Despite the negative weekly close, optimism is creeping back into the gold market. After five consecutive weekly bearish outlooks, retail investors have finally turned bullish, while market professionals remain mixed, according to the Kitco News Wall Street vs Main Street Weekly Gold Survey.
This week, 538 people participated in Kitco News’ online survey. Of those, 289 participants, or 54%, expect to see higher gold prices next week; 200 participants, or 37%, see lower gold prices; and 49 people, or 9%, are neutral.
In the professional market survey, out of 33 market experts contacted, 20 responded. Eight, or 40%, said they are bullish on gold next week. At the same time, seven professionals, or 35%, said they are bearish, and five people, or 25%, are neutral on gold. Market participants include bullion dealers, investment banks, futures traders and technical-chart analysts.
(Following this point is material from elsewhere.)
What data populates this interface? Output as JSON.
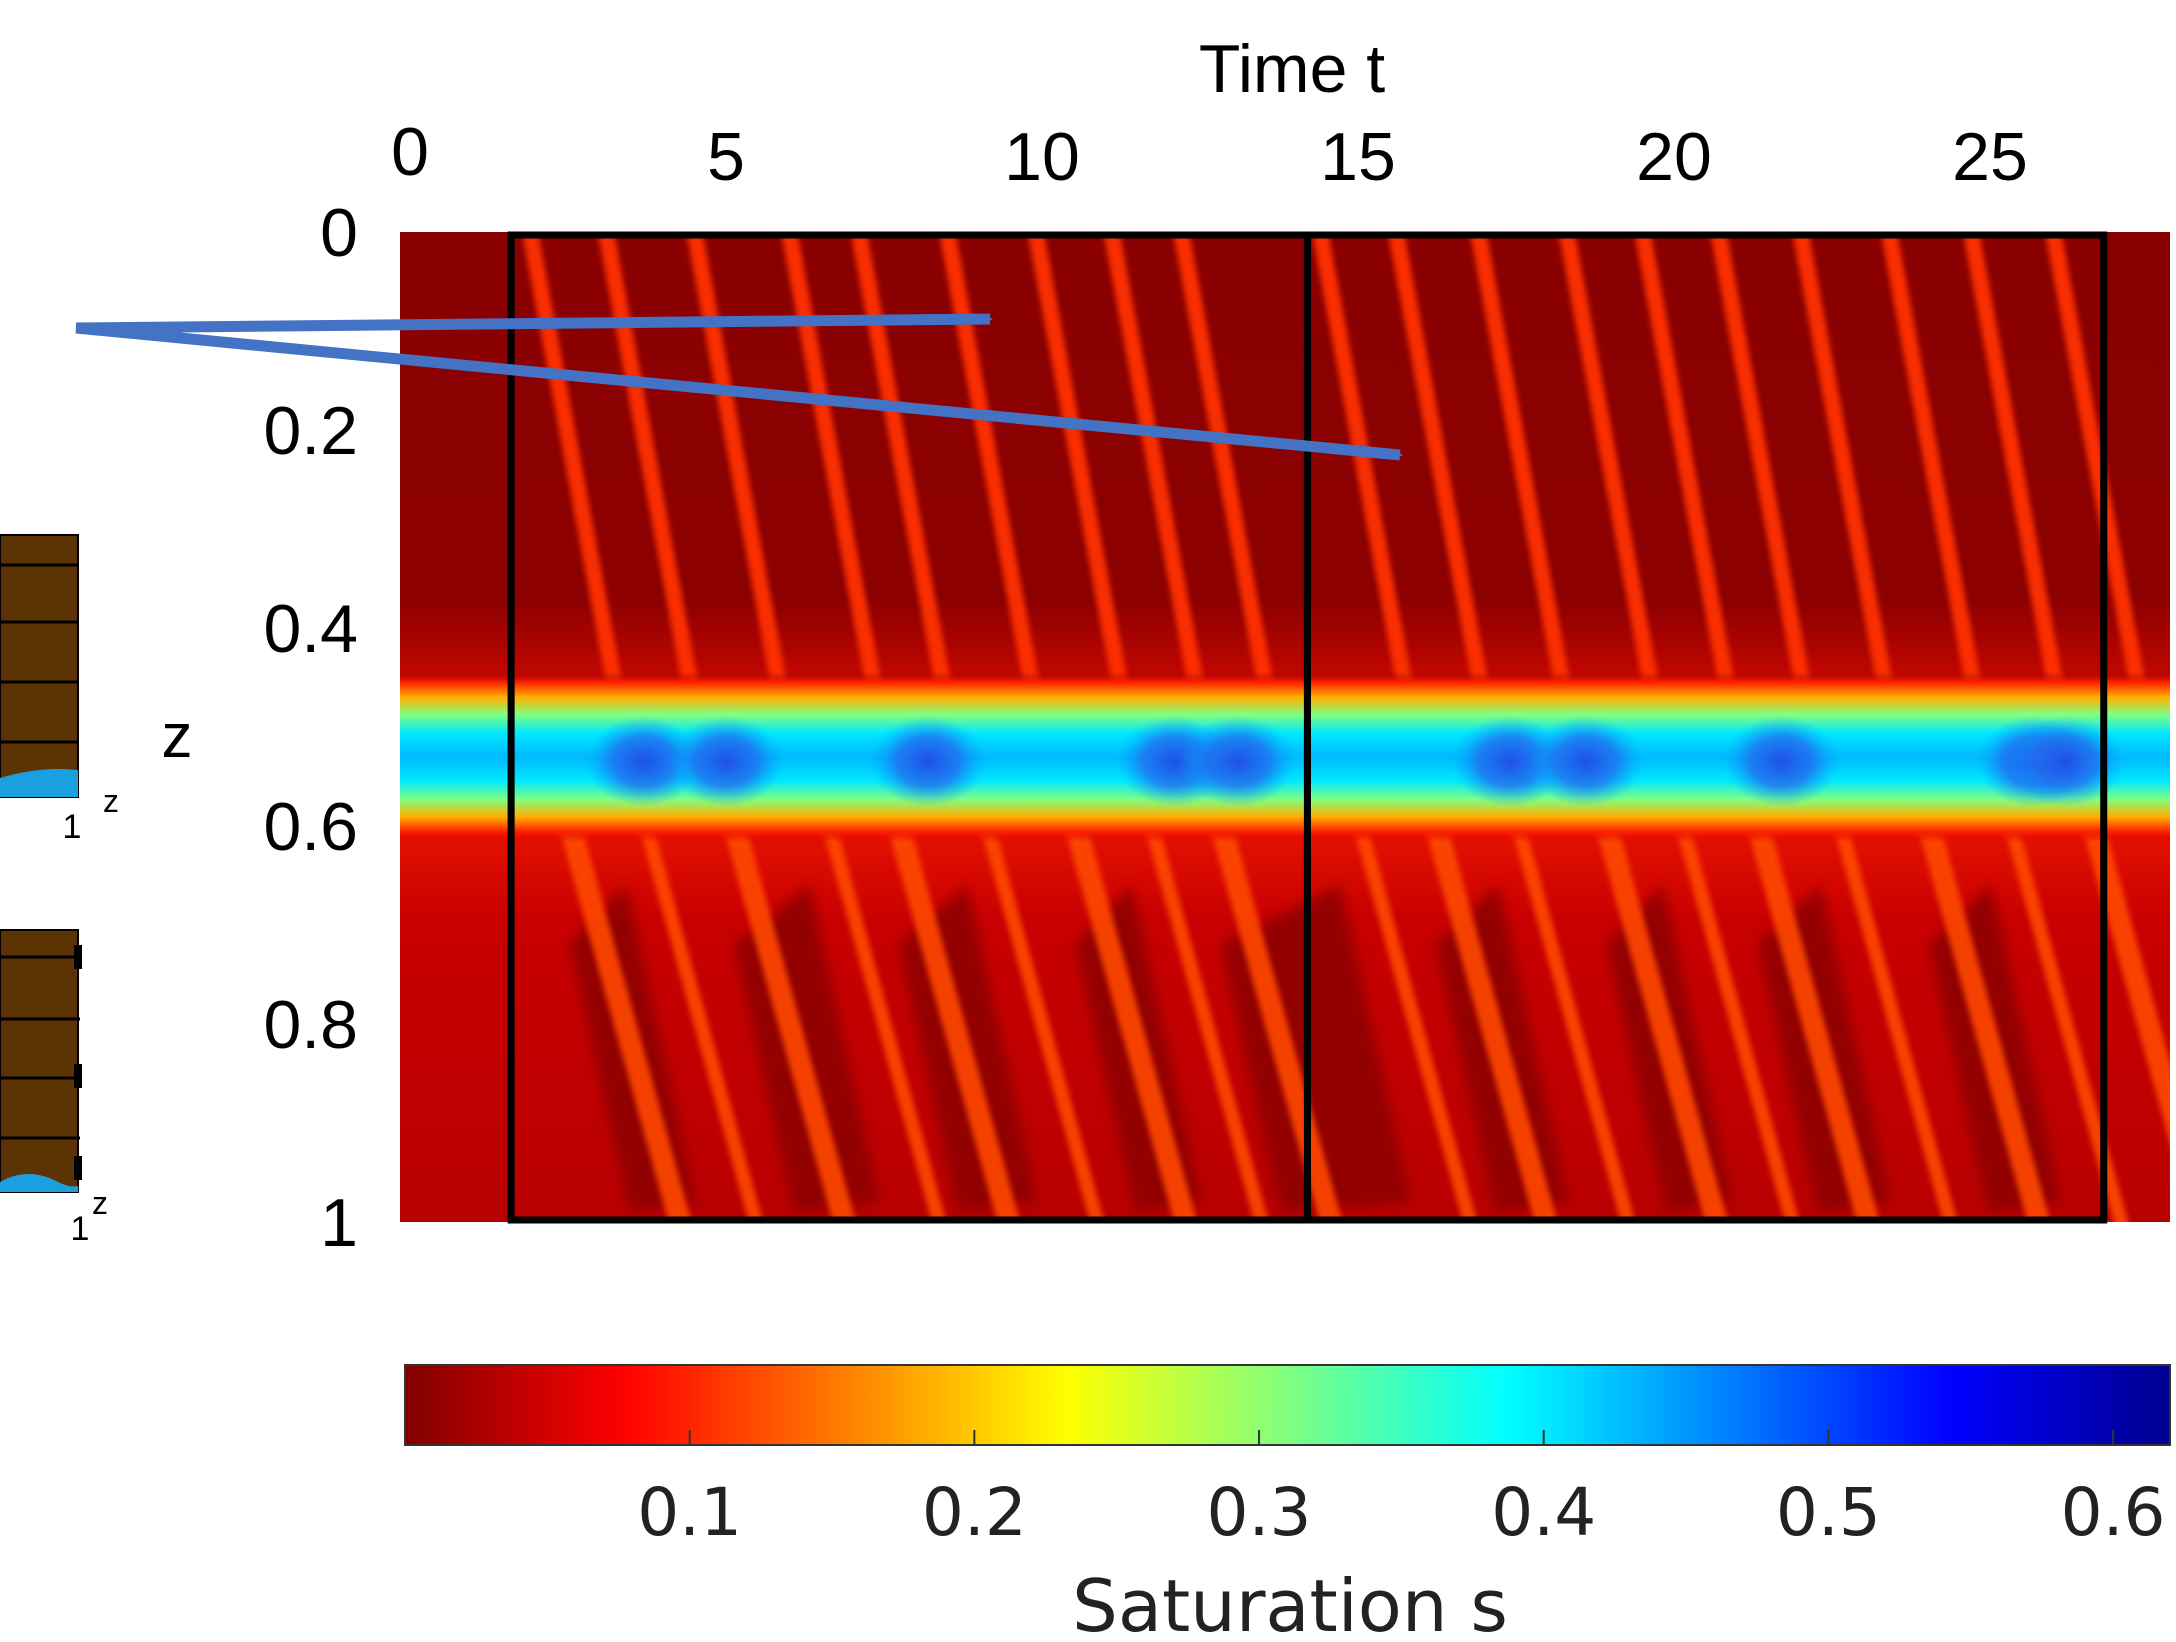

Ronald-Peter Stoeferle, fund manager at Incrementum AG and author of the annual In Gold We Trust report, with its ninth edition published late-June, said that he is bullish on gold and silver as the market showed some intra-day strength during this week’s selloff.
He added that the capitulation seen early in the week could be a signal that prices are carving out a bottom.
“As I said in our report, we can’t rule out another test of the lows at $1,140; the downtrend from 2010 has not been broken but from a technical perspective the market does look a little oversold and I would expect to see some buying next week,” he said.
Stoeferle added that he will continue to monitor Chinese equity markets as a continued selloff is deflationary, which would be negative for gold and could be the catalyst for another leg down in the precious-metals markets.
However, many analysts are not expecting the Chinese government to loosen the price controls it instituted earlier in the week to stop the dive seen in equities, which triggered the broad-based commodity selloff. Before the price controls, Chinese equities dropped 30% from mid-June.
George Gero, precious-metals strategist with RBC Capital Markets Global Futures, said the price controls are only a short-term solution but it could lead to Chinese investors buying stocks again and a stabilized equity market could end up being positive for the gold market.
But, he added, gold will struggle in the long term as it is now off most investor’s radar.
“Investors don’t want to be a buyer or seller of gold until they get a clear signal and know what is happening with the Federal Reserve. The uncertainty in Greece and China is creating a lot of uncertainty and fear because nobody knows what the Fed is going to do.”
Jessica Fung, commodity analyst from BMO Capital Markets, agreed that China will be an important factor for gold next week. She added that the selling in equity markets isn’t finished yet.
“A 30% drop isn’t much when you look at the 150% rally we saw since last year. This is not the end,” she said.
Fung also added that investors should still pay attention to the U.S. dollar. Any weakness in the U.S. dollar could create some limited buying pressure in gold; however, any renewed buying won’t change the current neutral outlook.
“I think we could see gold move up five or six bucks on a weaker U.S. dollar but that is really nothing,” she said. “It just feels like we have a lot of investors sitting on the sidelines who don’t really know what is happening in commodity markets.”
While global markets will garner a lot of attention next week, investors also need to keep an eye on U.S. markets as next week will be a big week for economic data. Markets will receive retail sales data for June, regional manufacturing data for July, and consumer inflation data at the end of the week. However, the highlight will be Fed Chair Janet Yellen’s semi-annual testimony before Congress. She will testify before the house Financial Services Committee Wednesday and the Senate Banking Committee on Thursday.
Market participants are expected to go through her testimony with a fine-toothed comb trying to find any hints on when the central bank will pull the trigger on an interest rate hike.
Friday, Yellen said, in a speech at an event in Cleveland, that she still expects interest rates to rise later this year but also acknowledged factors that continue to hold back the U.S. economy, including potential foreign threats.
With the U.S. central bank still expected to raise interest rates, Chis Beauchamp, senior market analyst at IG, said that he expects the U.S. dollar and Treasuries to be the safe-haven investment of choice, which will limit gold’s appeal.